Taking paracetamol while pregnant could harm your baby, experts warn.
A study found moms-to-be who take painkillers are more likely to have a preterm birth or a baby with birth defects.
Eight out of 10 women pop paracetamol, ibuprofen or aspirin to deal with pregnancy woes – but they risk taking too much.
Study author Aikaterini Zafeiri, from the University of Aberdeen, said: “The ease of access to painkillers, in combination with misinformation on the internet, raises safety concerns.
“This is especially when self-medication decisions are taken during pregnancy without medical advice.”
Data from 151,000 births over 30 years in Scotland found babies born to moms who took painkillers were 50 percent more likely to be premature.
They were 28 percent more likely to be underweight, compared to babies whose mothers did not take the pills, and at a 57 percent higher risk of needing neonatal hospital care.
Birth defects in the brain, spine and penis were also more likely, along with the danger of stillbirth or death shortly after birth.
The NHS says paracetamol is the first choice painkiller for most mums-to-be but they should only take a low dose for a short period – and avoid ibuprofen.
Health service experts say: “Most medicines taken during pregnancy cross the placenta and reach the baby.

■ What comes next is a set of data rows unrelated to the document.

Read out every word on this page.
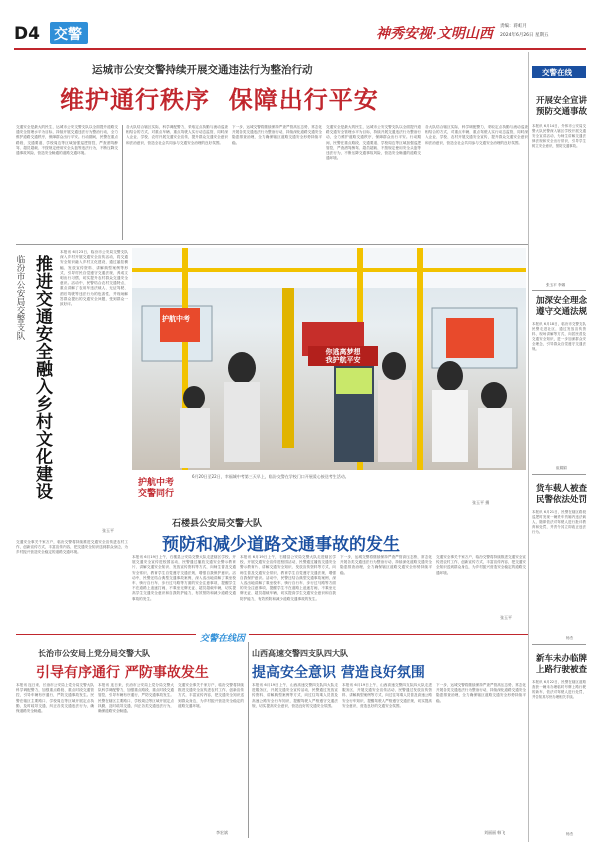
D4 交警	神秀安视·文明山西 责编：蒋虹月
2024年6月26日 星期五
运城市公安交警持续开展交通违法行为整治行动
维护通行秩序  保障出行平安
交通安全是最大的民生，运城市公安交警支队以全面提升道路交通安全管理水平为目标，持续开展交通违法行为整治行动，全力维护道路交通秩序，保障群众出行平安。行动期间，民警在重点路段、交通要道、学校周边等区域加强巡逻管控，严查酒驾醉驾、超员超载、不按规定使用安全头盔等违法行为，不断压降交通事故风险，营造安全畅通的道路交通环境。
各大队结合辖区实际，科学调配警力，采取定点执勤与流动巡查相结合的方式，对重点车辆、重点驾驶人实行动态监管，同时深入企业、学校、农村开展交通安全宣传，提升群众交通安全意识和法治意识，营造全社会共同参与交通安全治理的良好氛围。
下一步，运城交警将继续保持严查严管高压态势，常态化开展各类交通违法行为整治行动，持续深化道路交通安全隐患排查治理，全力确保辖区道路交通安全形势持续平稳。
交通安全是最大的民生，运城市公安交警支队以全面提升道路交通安全管理水平为目标，持续开展交通违法行为整治行动，全力维护道路交通秩序，保障群众出行平安。行动期间，民警在重点路段、交通要道、学校周边等区域加强巡逻管控，严查酒驾醉驾、超员超载、不按规定使用安全头盔等违法行为，不断压降交通事故风险，营造安全畅通的道路交通环境。
各大队结合辖区实际，科学调配警力，采取定点执勤与流动巡查相结合的方式，对重点车辆、重点驾驶人实行动态监管，同时深入企业、学校、农村开展交通安全宣传，提升群众交通安全意识和法治意识，营造全社会共同参与交通安全治理的良好氛围。
推进交通安全融入乡村文化建设
临汾市公安局交警支队
本报讯 6月23日，临汾市公安局交警支队深入乡村开展交通安全宣传活动，将交通安全知识融入乡村文化建设，通过悬挂横幅、发放宣传资料、讲解典型案例等形式，引导村民自觉遵守交通法规，养成文明出行习惯，切实提升农村群众交通安全意识。活动中，民警结合农村交通特点，重点讲解了农用车违法载人、无证驾驶、酒后驾驶等违法行为的危害性，并现场解答群众提出的交通安全问题，受到群众一致好评。
张玉平
交通安全事关千家万户，临汾交警将持续推进交通安全宣传进农村工作，创新宣传方式，丰富宣传内容，把交通安全知识送到群众身边，为乡村振兴营造安全稳定的道路交通环境。
你逃离梦想
我护航平安
护航中考
护航中考
交警同行
6月20日至22日，幸福城中考第三天早上，临汾交警在学校门口开展爱心接送考生活动。
张玉平 摄
石楼县公安局交警大队
预防和减少道路交通事故的发生
本报讯 6月19日上午，石楼县公安局交警大队走进辖区学校，开展交通安全宣传进校园活动，民警通过播放交通安全警示教育片、讲解交通安全知识、发放宣传资料等方式，向师生普及交通安全常识，教育学生自觉遵守交通法规，增强自我保护意识。活动中，民警还结合典型交通事故案例，深入浅出地讲解了乘坐校车、骑行自行车、步行过马路等方面的安全注意事项，提醒学生不在道路上追逐打闹，不乘坐无牌无证、超员超载车辆，切实提高学生交通安全意识和自我防护能力，有效预防和减少道路交通事故的发生。
本报讯 6月19日上午，石楼县公安局交警大队走进辖区学校，开展交通安全宣传进校园活动，民警通过播放交通安全警示教育片、讲解交通安全知识、发放宣传资料等方式，向师生普及交通安全常识，教育学生自觉遵守交通法规，增强自我保护意识。活动中，民警还结合典型交通事故案例，深入浅出地讲解了乘坐校车、骑行自行车、步行过马路等方面的安全注意事项，提醒学生不在道路上追逐打闹，不乘坐无牌无证、超员超载车辆，切实提高学生交通安全意识和自我防护能力，有效预防和减少道路交通事故的发生。
下一步，运城交警将继续保持严查严管高压态势，常态化开展各类交通违法行为整治行动，持续深化道路交通安全隐患排查治理，全力确保辖区道路交通安全形势持续平稳。
交通安全事关千家万户，临汾交警将持续推进交通安全宣传进农村工作，创新宣传方式，丰富宣传内容，把交通安全知识送到群众身边，为乡村振兴营造安全稳定的道路交通环境。
张玉平
交警在线因
长治市公安局上党分局交警大队
引导有序通行 严防事故发生
本报讯 连日来，长治市公安局上党分局交警大队科学调配警力，加强重点路段、重点时段交通管控，引导车辆有序通行，严防交通事故发生。民警在辖区主要路口、学校周边等区域开展定点执勤，及时疏导交通，纠正各类交通违法行为，确保道路安全畅通。
本报讯 连日来，长治市公安局上党分局交警大队科学调配警力，加强重点路段、重点时段交通管控，引导车辆有序通行，严防交通事故发生。民警在辖区主要路口、学校周边等区域开展定点执勤，及时疏导交通，纠正各类交通违法行为，确保道路安全畅通。
交通安全事关千家万户，临汾交警将持续推进交通安全宣传进农村工作，创新宣传方式，丰富宣传内容，把交通安全知识送到群众身边，为乡村振兴营造安全稳定的道路交通环境。
李宏斌
山西高速交警四支队四大队
提高安全意识 营造良好氛围
本报讯 6月19日上午，山西高速交警四支队四大队走进服务区，开展交通安全宣传活动，民警通过发放宣传资料、讲解典型案例等方式，向过往驾乘人员普及高速公路安全行车知识，提醒驾驶人严格遵守交通法规，切实提高安全意识，营造良好的交通安全氛围。
本报讯 6月19日上午，山西高速交警四支队四大队走进服务区，开展交通安全宣传活动，民警通过发放宣传资料、讲解典型案例等方式，向过往驾乘人员普及高速公路安全行车知识，提醒驾驶人严格遵守交通法规，切实提高安全意识，营造良好的交通安全氛围。
下一步，运城交警将继续保持严查严管高压态势，常态化开展各类交通违法行为整治行动，持续深化道路交通安全隐患排查治理，全力确保辖区道路交通安全形势持续平稳。
刘丽丽 韩飞
交警在线
开展安全宣讲
预防交通事故
本报讯 6月14日，介休市公安局交警大队民警深入辖区学校开展交通安全宣讲活动，为师生讲解交通法律法规和安全出行常识，引导学生树立安全意识，预防交通事故。
张玉平 李娜
加深安全理念
遵守交通法规
本报讯 6月18日，临汾市交警支队民警走进社区，通过发放宣传资料、现场讲解等方式，向居民普及交通安全知识，进一步加深群众安全理念，引导群众自觉遵守交通法规。
崔娟娟
货车载人被查
民警依法处罚
本报讯 6月21日，民警在辖区路段巡逻时发现一辆货车货厢内违法载人，随即依法对驾驶人进行批评教育和处罚，并责令其立即改正违法行为。
杨杰
新车未办临牌
上路行驶被查
本报讯 6月22日，民警在辖区道路查获一辆未办理临时号牌上路行驶的新车，依法对驾驶人进行处罚，并告知其尽快办理相关手续。
杨杰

“Before taking any medicine when you’re pregnant, including painkillers, check with your pharmacist, midwife or GP that it’s suitable.”
Scientists don’t fully understand why the pills are risky but ibuprofen can damage kidneys and blood circulation, and paracetamol may disrupt crucial hormones.
Writing in the journal BMJ Open, Ms. Zafeiri added: “The use of paracetamol in combination with other anti-inflammatory drugs conferred the highest risk.
“Healthcare guidance needs updating.”